她凑近我的耳朵说:“伟哥,我要跟你回家。”
我面对近在咫尺的丰满乳房和一副姣好面容,心跳开始加速。
我看了眼坐在对面浑然不觉的钱非,轻轻地推开她不断伸过来的手,低声斥责她,我说你是不是喝多了?我说你喝多了别乱说话。
她用充满失望的眼神盯着我。
我站起来,喊钱非陪我上厕所。
我说:“钱非,你没事吧。”
钱非很帅气地笑笑,说:“没事。”
我问:“你上了东邪没有?”
钱非看着自己的裤裆,说:“没。”转过脸继续说:“先耍朋友再说。”
我暗暗松了口气,我说:“东邪可能喝多了,你照顾好啦。”
回到座位上,我看见南帝和东邪很亲密的样子,我担心夜长梦多,我就提议说大家散了吧。
在卡卡都的门口,我问钱非去哪?
钱非扶着摇摇晃晃的东邪,告诉我他们去南帝那住。
隔了两三天,钱非来找我喝酒,一副黯然神伤的样子。
我问他怎么了?他说没怎么,他说他想喝醉。
整个晚上,钱非很少说话,就只一个劲的喝酒,但我看得出来他是强装笑颜。
我骂他,我说:“你有病呀?!”
他忽然哭了,哽咽着说:“她是我的初恋呀。
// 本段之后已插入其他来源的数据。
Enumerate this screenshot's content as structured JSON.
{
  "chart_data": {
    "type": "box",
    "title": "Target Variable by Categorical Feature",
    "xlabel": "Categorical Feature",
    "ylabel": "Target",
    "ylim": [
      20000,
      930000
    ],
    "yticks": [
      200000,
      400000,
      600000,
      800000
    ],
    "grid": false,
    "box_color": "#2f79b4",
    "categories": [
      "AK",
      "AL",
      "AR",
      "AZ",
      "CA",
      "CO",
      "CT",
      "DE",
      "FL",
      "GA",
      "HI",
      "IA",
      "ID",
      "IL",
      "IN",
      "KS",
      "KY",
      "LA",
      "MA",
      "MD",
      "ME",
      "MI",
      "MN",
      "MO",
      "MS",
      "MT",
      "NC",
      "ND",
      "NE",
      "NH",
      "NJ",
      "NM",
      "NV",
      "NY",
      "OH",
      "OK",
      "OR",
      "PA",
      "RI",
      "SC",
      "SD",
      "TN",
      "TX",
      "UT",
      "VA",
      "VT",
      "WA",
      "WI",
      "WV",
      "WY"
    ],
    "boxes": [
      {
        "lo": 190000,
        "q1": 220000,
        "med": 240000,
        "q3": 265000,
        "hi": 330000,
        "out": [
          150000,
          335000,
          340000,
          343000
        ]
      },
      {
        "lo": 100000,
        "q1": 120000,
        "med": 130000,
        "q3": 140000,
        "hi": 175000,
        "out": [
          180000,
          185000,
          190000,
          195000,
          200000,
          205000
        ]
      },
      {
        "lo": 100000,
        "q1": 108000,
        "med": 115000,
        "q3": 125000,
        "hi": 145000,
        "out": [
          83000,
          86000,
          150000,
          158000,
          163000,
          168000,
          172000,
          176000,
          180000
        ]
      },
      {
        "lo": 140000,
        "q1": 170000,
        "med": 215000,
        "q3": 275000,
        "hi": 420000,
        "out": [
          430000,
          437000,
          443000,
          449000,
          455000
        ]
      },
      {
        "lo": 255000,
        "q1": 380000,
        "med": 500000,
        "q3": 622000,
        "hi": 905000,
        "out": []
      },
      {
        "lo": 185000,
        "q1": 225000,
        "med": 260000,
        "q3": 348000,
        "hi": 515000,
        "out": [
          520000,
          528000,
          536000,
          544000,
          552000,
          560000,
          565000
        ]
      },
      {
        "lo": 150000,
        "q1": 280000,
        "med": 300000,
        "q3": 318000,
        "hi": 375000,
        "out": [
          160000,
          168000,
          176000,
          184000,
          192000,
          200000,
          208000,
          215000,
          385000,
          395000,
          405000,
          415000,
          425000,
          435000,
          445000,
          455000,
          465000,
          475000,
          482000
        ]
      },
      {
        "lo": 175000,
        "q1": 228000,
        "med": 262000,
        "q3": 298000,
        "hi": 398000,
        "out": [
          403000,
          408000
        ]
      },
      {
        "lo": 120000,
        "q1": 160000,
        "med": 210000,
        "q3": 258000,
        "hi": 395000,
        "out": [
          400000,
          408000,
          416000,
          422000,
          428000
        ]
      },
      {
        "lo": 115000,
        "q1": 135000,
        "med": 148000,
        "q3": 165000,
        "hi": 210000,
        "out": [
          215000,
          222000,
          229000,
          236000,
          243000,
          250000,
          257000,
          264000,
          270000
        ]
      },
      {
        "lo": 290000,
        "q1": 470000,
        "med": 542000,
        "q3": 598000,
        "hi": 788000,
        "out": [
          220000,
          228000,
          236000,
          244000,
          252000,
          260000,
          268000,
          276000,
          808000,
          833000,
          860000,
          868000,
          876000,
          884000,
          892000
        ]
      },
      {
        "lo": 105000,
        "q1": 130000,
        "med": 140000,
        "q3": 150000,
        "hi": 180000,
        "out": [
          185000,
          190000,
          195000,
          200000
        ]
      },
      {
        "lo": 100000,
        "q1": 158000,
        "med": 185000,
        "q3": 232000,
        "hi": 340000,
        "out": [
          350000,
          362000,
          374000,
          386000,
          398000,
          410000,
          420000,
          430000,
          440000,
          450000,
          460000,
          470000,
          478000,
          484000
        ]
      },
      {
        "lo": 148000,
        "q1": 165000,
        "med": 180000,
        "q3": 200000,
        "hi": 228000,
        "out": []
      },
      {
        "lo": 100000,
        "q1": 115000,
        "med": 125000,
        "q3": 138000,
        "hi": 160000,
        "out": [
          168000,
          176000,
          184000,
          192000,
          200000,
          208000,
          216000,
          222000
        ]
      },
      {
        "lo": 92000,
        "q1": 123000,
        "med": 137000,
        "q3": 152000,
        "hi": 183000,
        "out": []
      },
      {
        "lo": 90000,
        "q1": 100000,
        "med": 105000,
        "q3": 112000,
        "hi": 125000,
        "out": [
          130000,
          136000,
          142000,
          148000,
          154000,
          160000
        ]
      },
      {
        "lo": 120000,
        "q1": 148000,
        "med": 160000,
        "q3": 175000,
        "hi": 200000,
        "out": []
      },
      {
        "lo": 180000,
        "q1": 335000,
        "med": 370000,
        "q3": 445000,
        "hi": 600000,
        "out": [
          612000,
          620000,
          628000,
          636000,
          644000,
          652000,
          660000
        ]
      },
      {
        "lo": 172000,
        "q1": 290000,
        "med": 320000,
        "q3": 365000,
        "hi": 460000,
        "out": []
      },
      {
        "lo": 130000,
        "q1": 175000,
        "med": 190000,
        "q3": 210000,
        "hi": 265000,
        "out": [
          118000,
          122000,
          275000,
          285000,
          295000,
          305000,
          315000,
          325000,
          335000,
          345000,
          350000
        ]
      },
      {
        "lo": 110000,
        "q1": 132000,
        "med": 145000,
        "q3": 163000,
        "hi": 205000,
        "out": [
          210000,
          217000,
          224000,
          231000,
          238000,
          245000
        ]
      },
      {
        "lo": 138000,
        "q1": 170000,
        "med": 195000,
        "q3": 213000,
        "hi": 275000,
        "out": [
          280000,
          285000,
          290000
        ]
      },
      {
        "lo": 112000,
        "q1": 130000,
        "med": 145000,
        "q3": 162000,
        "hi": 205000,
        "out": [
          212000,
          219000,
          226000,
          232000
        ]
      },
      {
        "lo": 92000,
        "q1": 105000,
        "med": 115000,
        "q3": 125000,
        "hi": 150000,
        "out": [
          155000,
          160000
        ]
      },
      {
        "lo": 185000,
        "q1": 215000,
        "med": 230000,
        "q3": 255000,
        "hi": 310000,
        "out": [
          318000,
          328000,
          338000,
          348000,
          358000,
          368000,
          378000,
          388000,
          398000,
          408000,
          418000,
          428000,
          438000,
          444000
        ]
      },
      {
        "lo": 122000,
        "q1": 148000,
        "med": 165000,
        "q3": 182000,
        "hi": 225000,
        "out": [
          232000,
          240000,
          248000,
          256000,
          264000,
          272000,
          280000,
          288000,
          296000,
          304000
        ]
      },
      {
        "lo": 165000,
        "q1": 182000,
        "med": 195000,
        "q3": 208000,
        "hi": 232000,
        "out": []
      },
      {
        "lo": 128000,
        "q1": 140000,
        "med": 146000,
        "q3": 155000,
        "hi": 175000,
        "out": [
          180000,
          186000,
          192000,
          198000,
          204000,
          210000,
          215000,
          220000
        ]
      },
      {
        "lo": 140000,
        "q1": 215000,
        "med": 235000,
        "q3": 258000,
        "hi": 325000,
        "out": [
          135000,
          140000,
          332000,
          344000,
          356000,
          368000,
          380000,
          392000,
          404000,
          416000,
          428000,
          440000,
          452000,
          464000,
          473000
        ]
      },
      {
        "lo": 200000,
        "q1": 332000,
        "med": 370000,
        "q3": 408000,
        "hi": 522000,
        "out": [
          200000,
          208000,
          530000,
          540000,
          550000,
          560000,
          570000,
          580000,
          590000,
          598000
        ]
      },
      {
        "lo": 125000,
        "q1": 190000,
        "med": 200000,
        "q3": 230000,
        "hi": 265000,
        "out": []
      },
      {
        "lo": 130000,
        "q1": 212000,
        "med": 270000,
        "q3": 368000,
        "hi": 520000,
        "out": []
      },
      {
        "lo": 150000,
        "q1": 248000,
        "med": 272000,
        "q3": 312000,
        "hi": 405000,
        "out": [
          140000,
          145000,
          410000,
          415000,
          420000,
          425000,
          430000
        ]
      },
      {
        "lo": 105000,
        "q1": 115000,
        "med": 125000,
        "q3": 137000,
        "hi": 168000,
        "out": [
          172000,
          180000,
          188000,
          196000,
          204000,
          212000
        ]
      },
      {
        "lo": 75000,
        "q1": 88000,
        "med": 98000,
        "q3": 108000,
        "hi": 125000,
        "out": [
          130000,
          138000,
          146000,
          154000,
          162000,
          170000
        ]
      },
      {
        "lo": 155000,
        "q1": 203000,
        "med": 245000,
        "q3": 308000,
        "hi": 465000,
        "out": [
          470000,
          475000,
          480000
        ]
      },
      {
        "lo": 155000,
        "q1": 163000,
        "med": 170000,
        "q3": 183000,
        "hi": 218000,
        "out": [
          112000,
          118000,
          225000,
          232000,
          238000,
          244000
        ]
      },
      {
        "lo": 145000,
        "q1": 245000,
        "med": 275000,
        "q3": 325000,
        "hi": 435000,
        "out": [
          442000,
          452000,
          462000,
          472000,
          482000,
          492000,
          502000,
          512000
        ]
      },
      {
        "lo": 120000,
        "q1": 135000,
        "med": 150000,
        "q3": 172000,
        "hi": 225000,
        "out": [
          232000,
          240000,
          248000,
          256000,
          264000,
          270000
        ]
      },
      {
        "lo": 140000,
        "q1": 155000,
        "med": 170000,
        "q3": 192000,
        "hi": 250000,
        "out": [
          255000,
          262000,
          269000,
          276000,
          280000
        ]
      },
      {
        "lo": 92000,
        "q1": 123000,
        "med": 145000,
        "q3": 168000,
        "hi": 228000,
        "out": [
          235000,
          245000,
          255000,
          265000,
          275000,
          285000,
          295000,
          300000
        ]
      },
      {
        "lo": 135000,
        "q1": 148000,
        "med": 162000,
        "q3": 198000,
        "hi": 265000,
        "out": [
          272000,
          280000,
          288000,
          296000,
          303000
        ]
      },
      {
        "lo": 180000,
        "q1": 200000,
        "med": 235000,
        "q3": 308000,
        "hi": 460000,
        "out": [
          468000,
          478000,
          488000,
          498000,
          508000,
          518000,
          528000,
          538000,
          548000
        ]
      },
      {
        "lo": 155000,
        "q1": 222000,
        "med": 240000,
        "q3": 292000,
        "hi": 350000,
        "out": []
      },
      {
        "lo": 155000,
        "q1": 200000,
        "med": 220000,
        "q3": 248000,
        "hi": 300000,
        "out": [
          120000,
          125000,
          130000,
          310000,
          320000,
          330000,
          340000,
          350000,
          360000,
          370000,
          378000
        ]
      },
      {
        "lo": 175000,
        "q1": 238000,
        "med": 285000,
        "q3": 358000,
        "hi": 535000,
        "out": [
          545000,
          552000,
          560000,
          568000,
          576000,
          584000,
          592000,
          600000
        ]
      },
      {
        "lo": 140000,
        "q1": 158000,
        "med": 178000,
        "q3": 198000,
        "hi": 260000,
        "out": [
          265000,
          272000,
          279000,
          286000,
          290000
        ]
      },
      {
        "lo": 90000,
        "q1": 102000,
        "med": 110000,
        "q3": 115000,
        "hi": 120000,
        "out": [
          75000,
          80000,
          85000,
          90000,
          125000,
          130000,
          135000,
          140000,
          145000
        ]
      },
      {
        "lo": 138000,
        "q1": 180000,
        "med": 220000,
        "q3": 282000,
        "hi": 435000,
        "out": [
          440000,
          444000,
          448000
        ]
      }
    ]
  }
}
”
我急了,我说:“到底发生什么事了?你狗日的说呀。”
他说他再也不相信女人了。
从他断断续续的交待中,我才知道,就在卡卡都喝酒后的当晚,南帝把东邪给上了。
“我就睡在隔壁,清清楚楚听见他们的声音。”钱非低着头抽泣。
“我的心象被刀子给割了。”黑夜中,钱非痛苦而绝望地看着我。